To study the role of gonadotropin-releasing hormone (GnRH) receptors in the regulation of gonadotropin secretion, we used D-125I-alanine6 des glycyl10 GnRH ethylamide (D-125I-Ala analog), a nondegradable, superagonist GnRH analog to assess GnRH receptors on rat pituitary membranes. Receptor affinity in intact adult rats was 5.0 X 10(9) M-1 and was unchanged after castration in both sexes. Castration of adult male and female rats produced a twofold increase in GnRH binding capacity by 7 d and binding capacity remained elevated for the subsequent 14 d. GnRH receptor number rose more rapidly after castration in males than females, and the time-course of receptor rise was similar to the increase in serum gonadotropin levels. The increase in GnRH binding capacity was prevented by gonadal steroid replacement at the time of castration in both sexes.
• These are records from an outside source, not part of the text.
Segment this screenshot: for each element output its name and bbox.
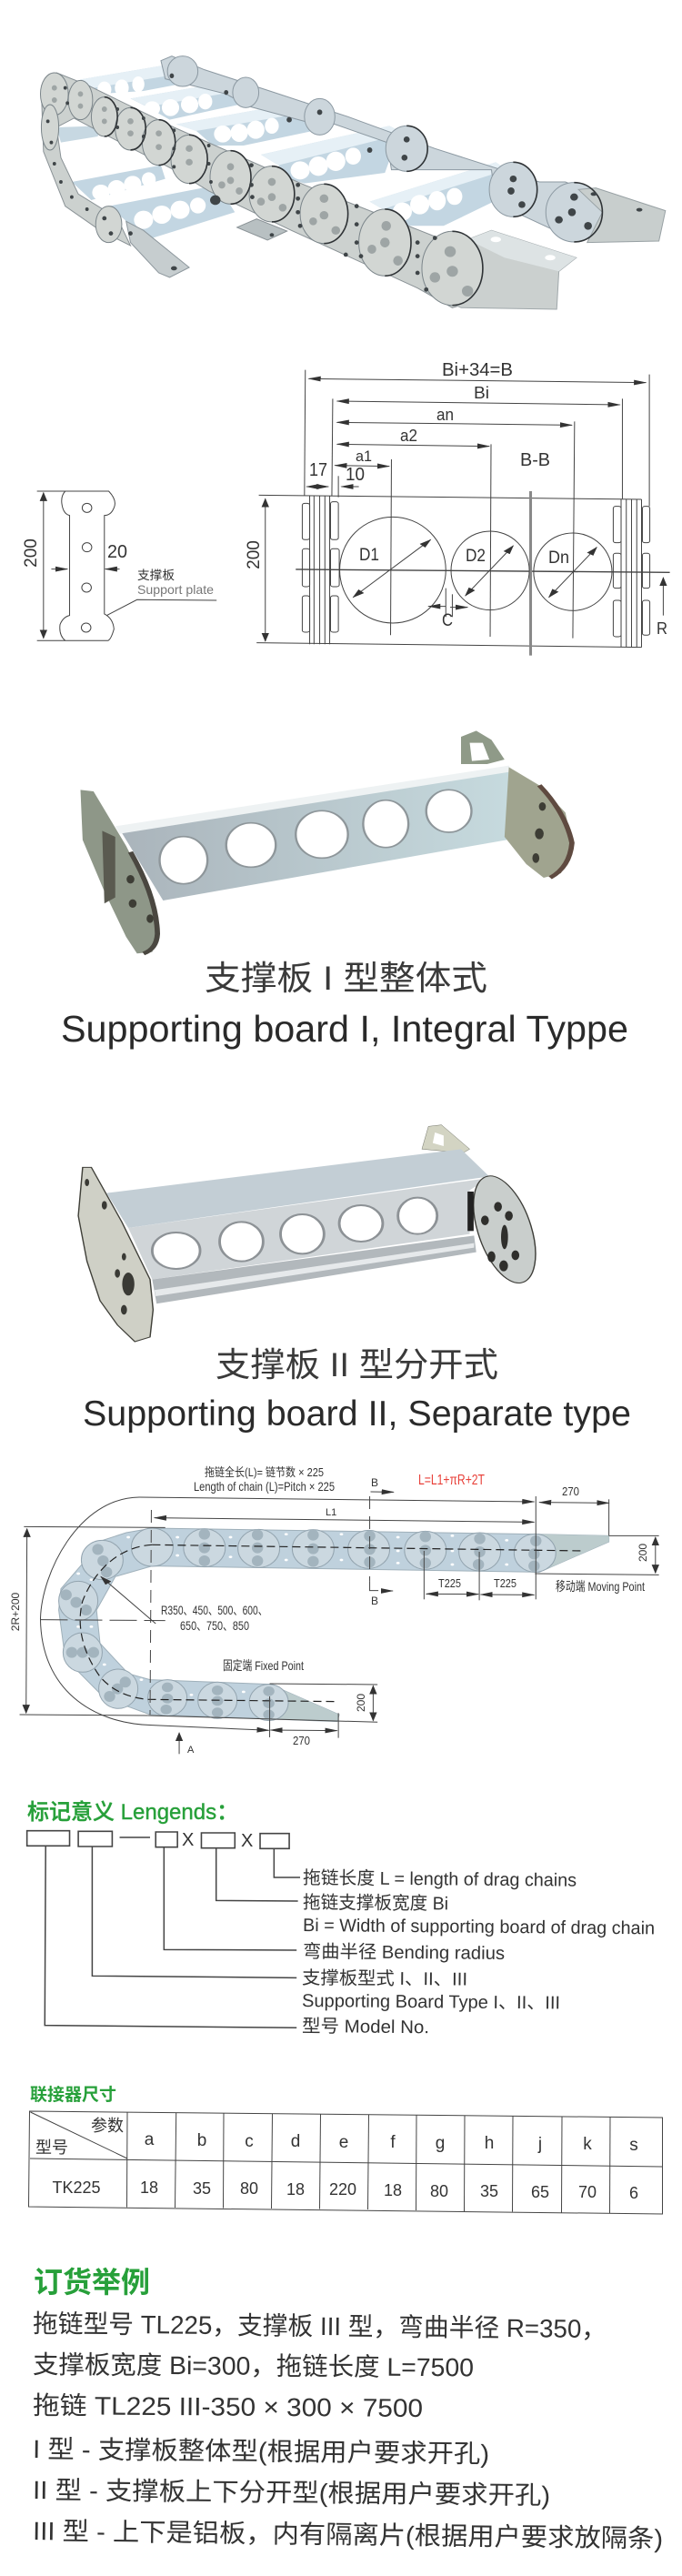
back side chain [161,56,602,242]
diagram labels: T225 [438,1576,461,1590]
table header row: f [390,2133,396,2152]
diagram labels: 650、750、850 [180,1618,249,1633]
dimension labels: 17 [309,460,327,480]
table value row: 6 [629,2184,638,2202]
table value row: 70 [578,2183,597,2201]
support plate label [137,569,214,597]
diagram: U-shaped drag chain with dimensions [9,1465,659,1756]
ordering example text [33,2309,663,2552]
caption: Supporting board II, Separate type: Supporting board II, Separate type [83,1394,631,1434]
dimension labels: 10 [346,465,365,485]
dimension labels: Bi [474,384,489,402]
legend text lines: 弯曲半径 Bending radius [303,1941,505,1964]
dimension labels: an [436,406,454,424]
table header row [35,2117,638,2157]
diagram labels: 270 [562,1484,579,1498]
table value row: 18 [286,2180,305,2199]
small centre bracket [237,219,287,240]
legend text lines: 拖链长度 L = length of drag chains [303,1867,577,1891]
diagram labels: 270 [293,1734,310,1747]
diagram labels: T225 [494,1576,517,1590]
heading: 订货举例: 订货举例 [34,2266,150,2299]
drawing: B-B cross-section with holes [245,360,670,656]
left and right end stacks [309,496,311,644]
table header row: b [197,2131,206,2150]
table value row [52,2179,638,2202]
front mount bracket [424,230,577,309]
diagram labels [9,1465,649,1756]
holes [92,76,462,229]
table header row: 型号 [35,2138,68,2157]
dimension labels: C [442,611,453,630]
multiply signs [182,1830,253,1851]
ordering example text: I 型 - 支撑板整体型(根据用户要求开孔) [33,2435,489,2468]
legend text lines: Bi = Width of supporting board of drag chain [303,1916,655,1938]
rivets [60,1529,541,1719]
ordering example text: 支撑板宽度 Bi=300，拖链长度 L=7500 [33,2350,474,2381]
dimension labels: a1 [356,448,372,465]
diagram labels: B [371,1476,378,1489]
table header row: 参数 [91,2117,124,2135]
table header row: s [629,2136,638,2155]
dashed centre lines [152,1545,583,1551]
legend text lines: 型号 Model No. [302,2016,429,2038]
legend text lines: Supporting Board Type I、II、III [302,1991,560,2013]
photo: supporting board type I [80,730,572,953]
diagram labels: 200 [637,1544,649,1562]
table header row: j [537,2135,542,2154]
table header row: h [485,2134,494,2153]
dimension labels: a2 [400,427,417,445]
ordering example text: III 型 - 上下是铝板，内有隔离片(根据用户要求放隔条) [33,2517,663,2552]
ordering example text: 拖链型号 TL225，支撑板 III 型，弯曲半径 R=350， [33,2309,607,2343]
legend: model code boxes and leader lines [27,1830,300,2028]
back mount bracket [578,188,666,243]
disc rivets [52,86,473,297]
table: connector dimensions [29,2111,662,2214]
dimension lines [539,1502,609,1504]
legend text lines: 拖链支撑板宽度 Bi [303,1892,448,1914]
multiply signs: X [241,1831,253,1851]
dimension labels: Dn [548,548,569,568]
left mount foot [126,221,189,277]
diagram labels: A [187,1745,195,1756]
legend text lines: 支撑板型式 I、II、III [302,1967,467,1990]
caption: 支撑板 I 型整体式: 支撑板 I 型整体式 [205,960,487,997]
dimension labels: D1 [359,546,379,565]
dimension labels: R [657,619,667,638]
diagram labels: Length of chain (L)=Pitch × 225 [194,1479,335,1494]
diagram labels: 固定端 Fixed Point [223,1658,304,1673]
table value row: TK225 [52,2179,101,2197]
table header row: e [339,2133,348,2152]
table value row: 80 [430,2182,448,2200]
front discs [40,73,483,306]
outer cable route [40,1497,534,1730]
dimension labels: Bi+34=B [442,360,513,380]
diagram labels: 200 [355,1694,367,1712]
dark disc edges [105,97,602,306]
chain body [59,1528,609,1722]
crossbars [56,62,506,239]
ordering example text: II 型 - 支撑板上下分开型(根据用户要求开孔) [33,2476,550,2510]
table value row: 65 [531,2183,549,2201]
table value row: 220 [329,2180,356,2199]
table header row: a [145,2130,155,2149]
table value row: 35 [480,2182,498,2200]
back rivets and band dots [46,74,642,292]
dimension labels [245,360,667,638]
photo: steel drag chain assembly [40,56,666,309]
perforation dots [76,1533,508,1696]
heading: 联接器尺寸: 联接器尺寸 [30,2085,116,2105]
table header row: c [245,2132,254,2151]
photo: supporting board type II [78,1125,547,1342]
dimension labels: 200 [245,540,264,569]
drawing: support plate section [22,491,216,640]
table header row: d [291,2132,300,2151]
front side chain band [41,73,483,307]
diagram labels: L=L1+πR+2T [418,1473,485,1488]
legend text lines [302,1867,655,2038]
table value row: 18 [384,2181,402,2199]
holes [340,517,446,623]
diagram labels: B [371,1595,378,1607]
link discs [59,1528,556,1721]
diagram labels: 拖链全长(L)= 链节数 × 225 [205,1465,324,1479]
dimension labels: D2 [466,547,486,566]
dimension labels: B-B [520,450,550,470]
heading: 标记意义 Lengends: 标记意义 Lengends： [27,1800,238,1825]
dimension 20: 20 [107,542,127,562]
support plate label: Support plate [137,582,214,597]
dimension 200: 200 [22,538,41,568]
diagram labels: 移动端 Moving Point [556,1579,645,1594]
table value row: 80 [240,2179,258,2198]
ordering example text: 拖链 TL225 III-350 × 300 × 7500 [33,2391,423,2422]
support plate label: 支撑板 [137,569,176,582]
caption: Supporting board I, Integral Typpe: Supporting board I, Integral Typpe [61,1008,628,1050]
caption: 支撑板 II 型分开式: 支撑板 II 型分开式 [216,1346,498,1384]
table header row: k [583,2135,592,2154]
table value row: 35 [193,2179,211,2198]
multiply signs: X [182,1830,194,1850]
diagram labels: 2R+200 [9,1592,22,1631]
table header row: g [436,2134,445,2153]
table value row: 18 [140,2179,158,2197]
diagram labels: L1 [326,1507,336,1518]
diagram labels: R350、450、500、600、 [161,1603,267,1617]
Injections of the GnRH analog, D-Ser6 (TBu) des Gly10 GnRH ethylamide for 4 d produced a 70% increase in GnRH receptor number in intact male rats and testosterone-replaced castrates. The same regimen, however, failed to increase the elevated receptor numbers present after castration. Administration of rabbit anti-GnRH serum concomitant with castration inhibited the rise in both GnRH receptor number and luteinizing hormone. The changes in pituitary GnRH receptors parallel previously demonstrated changes in hypothalamic secretion of GnRH. Thus, GnRH probably regulates its own receptor in vivo and gonadal steroids may influence pituitary GnRH receptors by changing hypothalamic GnRH secretion.